Come collettività e Paese abbiamo fatto enormi sacrifici per poter uscire da questa pandemia.

Seppur nel rispetto delle norme, abbiamo dimostrato di essere parte integrante del concetto di solidarietà democratica.

Tuttavia, non possiamo non essere critici nell’evoluzione dei tre mesi che hanno azzerato i nostri sacrifici economici.

Chiaramente, chiunque si fosse trovato a gestire quei momenti, se non aveva la bacchetta magica, non potevano fare più di quello che è stato fatto. 

Ma, adesso, usciti fuori dalla fase iniziale di grande preoccupazione, sulla scena politica, anziché pensare ai grossi problemi da risolvere, che cosa chiede il Presidente del Consiglio? Chiede di avere pieni poteri. 

E' paradossale che in un momento del genere - dove le preoccupazioni degli italiani sono altre - si chieda i pieni poteri nello spauracchio che si possa avere una ricaduta all'interno del covid19.

Facendo mente locale, per ricordare che quando lo chiese un altro politico, furono fatte barricate vergognose all'indirizzo della sospensione della democrazia.

Adesso tutti, o quasi, della maggioranza sono d'accordo nel far gestire al Presidente del Consiglio i restanti mesi dell'anno in corso.

Se era pericoloso prima, avere i pieni poteri, lo è anche adesso. Ah, dimenticavo. L'Europa non vuole i sovranisti al governo.

La sinistra italiana minoritaria accetta di tutto pur di governare, senza entrare nel merito di una Repubblica Parlamentare. Etc...Etc...

La Costituzione va rispettata, non va interpretata.

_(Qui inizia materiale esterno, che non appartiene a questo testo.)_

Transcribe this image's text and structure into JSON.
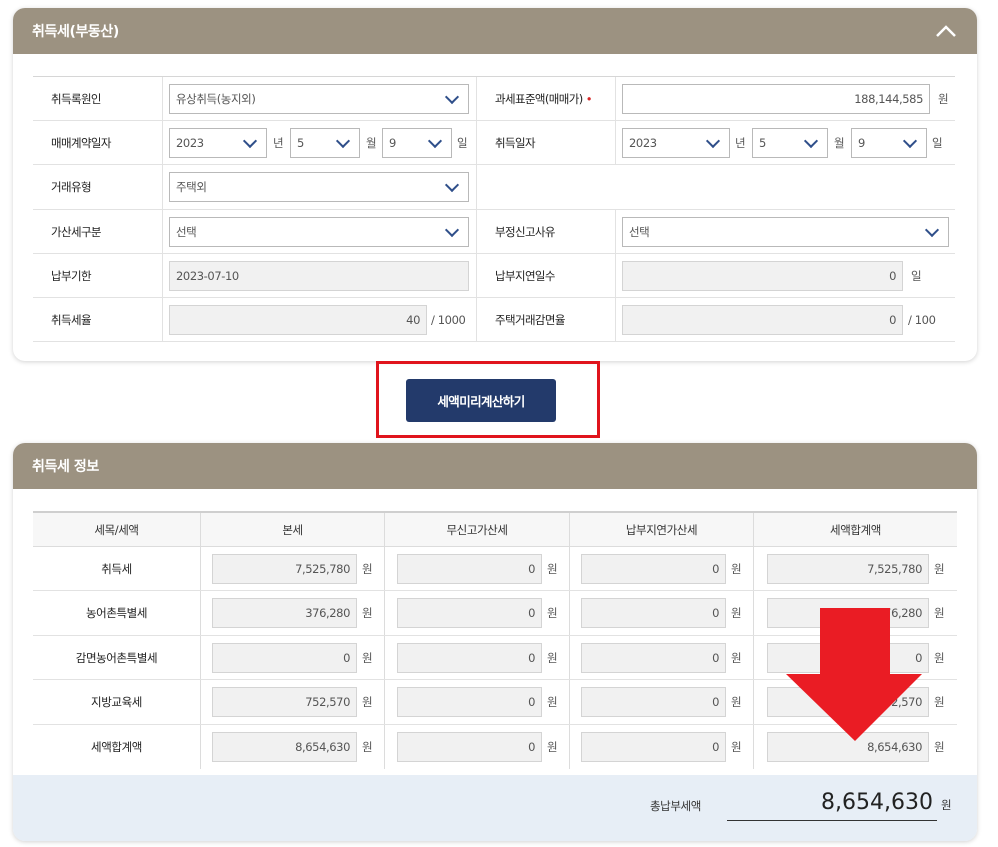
{
  "form_panel": {
    "title": "취득세(부동산)",
    "fields": {
      "reg_cause": {
        "label": "취득록원인",
        "value": "유상취득(농지외)"
      },
      "tax_base": {
        "label": "과세표준액(매매가)",
        "required_mark": "•",
        "value": "188,144,585",
        "unit": "원"
      },
      "contract_date": {
        "label": "매매계약일자",
        "year": "2023",
        "year_unit": "년",
        "month": "5",
        "month_unit": "월",
        "day": "9",
        "day_unit": "일"
      },
      "acq_date": {
        "label": "취득일자",
        "year": "2023",
        "year_unit": "년",
        "month": "5",
        "month_unit": "월",
        "day": "9",
        "day_unit": "일"
      },
      "trade_type": {
        "label": "거래유형",
        "value": "주택외"
      },
      "surcharge": {
        "label": "가산세구분",
        "value": "선택"
      },
      "fraud_reason": {
        "label": "부정신고사유",
        "value": "선택"
      },
      "due_date": {
        "label": "납부기한",
        "value": "2023-07-10"
      },
      "late_days": {
        "label": "납부지연일수",
        "value": "0",
        "unit": "일"
      },
      "tax_rate": {
        "label": "취득세율",
        "value": "40",
        "unit": "/ 1000"
      },
      "housing_reduction": {
        "label": "주택거래감면율",
        "value": "0",
        "unit": "/ 100"
      }
    }
  },
  "calc_button": {
    "label": "세액미리계산하기"
  },
  "info_panel": {
    "title": "취득세 정보",
    "columns": [
      "세목/세액",
      "본세",
      "무신고가산세",
      "납부지연가산세",
      "세액합계액"
    ],
    "unit": "원",
    "rows": [
      {
        "label": "취득세",
        "values": [
          "7,525,780",
          "0",
          "0",
          "7,525,780"
        ]
      },
      {
        "label": "농어촌특별세",
        "values": [
          "376,280",
          "0",
          "0",
          "376,280"
        ]
      },
      {
        "label": "감면농어촌특별세",
        "values": [
          "0",
          "0",
          "0",
          "0"
        ]
      },
      {
        "label": "지방교육세",
        "values": [
          "752,570",
          "0",
          "0",
          "752,570"
        ]
      },
      {
        "label": "세액합계액",
        "values": [
          "8,654,630",
          "0",
          "0",
          "8,654,630"
        ]
      }
    ],
    "total": {
      "label": "총납부세액",
      "value": "8,654,630",
      "unit": "원"
    }
  },
  "colors": {
    "header_bg": "#9c9281",
    "button_bg": "#233a6b",
    "highlight": "#e0141c",
    "arrow": "#ea1c24",
    "total_bg": "#e7eef6"
  },
  "icons": {
    "collapse": "chevron-up-icon",
    "dropdown": "chevron-down-icon",
    "annotation": "red-down-arrow"
  }
}
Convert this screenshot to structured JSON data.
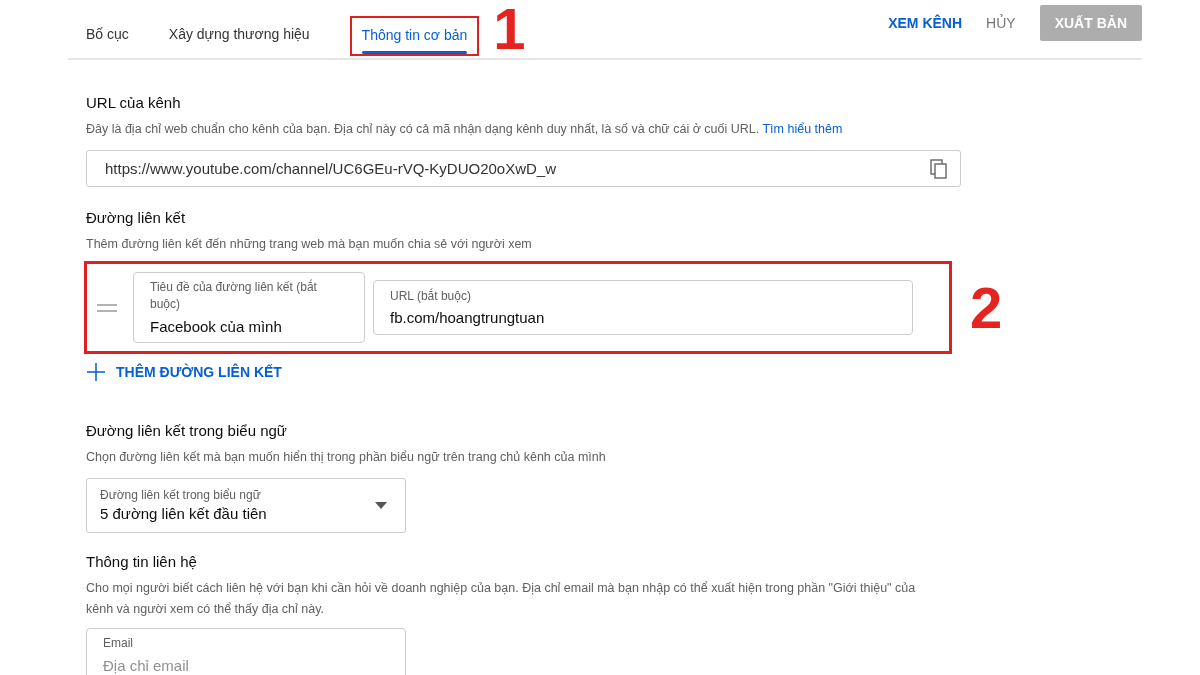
{
  "tabs": [
    {
      "label": "Bố cục",
      "selected": false
    },
    {
      "label": "Xây dựng thương hiệu",
      "selected": false
    },
    {
      "label": "Thông tin cơ bản",
      "selected": true,
      "annotation": "1"
    }
  ],
  "header_actions": [
    {
      "label": "XEM KÊNH",
      "kind": "link"
    },
    {
      "label": "HỦY",
      "kind": "text"
    },
    {
      "label": "XUẤT BẢN",
      "kind": "primary",
      "disabled": true
    }
  ],
  "channel_url": {
    "title": "URL của kênh",
    "description": "Đây là địa chỉ web chuẩn cho kênh của bạn. Địa chỉ này có cả mã nhận dạng kênh duy nhất, là số và chữ cái ở cuối URL.",
    "learn_more": "Tìm hiểu thêm",
    "value": "https://www.youtube.com/channel/UC6GEu-rVQ-KyDUO20oXwD_w"
  },
  "links": {
    "title": "Đường liên kết",
    "description": "Thêm đường liên kết đến những trang web mà bạn muốn chia sẻ với người xem",
    "annotation": "2",
    "items": [
      {
        "title_label": "Tiêu đề của đường liên kết (bắt buộc)",
        "title_value": "Facebook của mình",
        "url_label": "URL (bắt buộc)",
        "url_value": "fb.com/hoangtrungtuan"
      }
    ],
    "add_button": "THÊM ĐƯỜNG LIÊN KẾT"
  },
  "banner_links": {
    "title": "Đường liên kết trong biểu ngữ",
    "description": "Chọn đường liên kết mà bạn muốn hiển thị trong phần biểu ngữ trên trang chủ kênh của mình",
    "select_label": "Đường liên kết trong biểu ngữ",
    "select_value": "5 đường liên kết đầu tiên"
  },
  "contact": {
    "title": "Thông tin liên hệ",
    "description": "Cho mọi người biết cách liên hệ với bạn khi cần hỏi về doanh nghiệp của bạn. Địa chỉ email mà bạn nhập có thể xuất hiện trong phần \"Giới thiệu\" của kênh và người xem có thể thấy địa chỉ này.",
    "email_label": "Email",
    "email_placeholder": "Địa chỉ email"
  }
}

Vivaddio che siamo in una democrazia, dove nella narrazione, gli orchi e le streghe fanno parte di un bagaglio culturale che ci hanno accompagnato durante tutto il percorso della nostra giovinezza, allorquando per farci addormentare ci venivano raccontate queste fiabe. 

Siamo un popolo di poeti e navigatori come parte integrante della nostra storia di comunità.

Non permettiamoci - e non permettiamo a nessuno - di aggiungere altri aggettivi a ciò che lo stesso percorso di vita ci impegna a realizzare.

Accettare ancora passivamente quello che la stessa natura umana ci ha imposto per mesi e mesi, diventa motivo di grande fastidio nel leggere certe dichiarazioni. 

Viviamo in Paese dove la storia ci deve solo accompagnare nel ricordo della negatività che ha dovuto sopportare i nostri concittadini.

Non abbiamo bisogno di essere ricordati come un popolo che per uscire da meschini giochi di potere politico si è dovuto ritornare ai pieni poteri.

Se nella prima fase è stato usato tutto ciò che andava usato, adesso, nella seconda fase, se non si è in grado di gestire la mole di problemi che abbiamo accumulato, che la maggioranza di governo si facesse da parte richiamando gli italiani alle urne per poter dare a questo Paese un governo stabile per i prossimi cinque anni.

Il voto, in una democrazia, non dovrebbe (il condizionale è d'obbligo) spaventare nessuno. O no?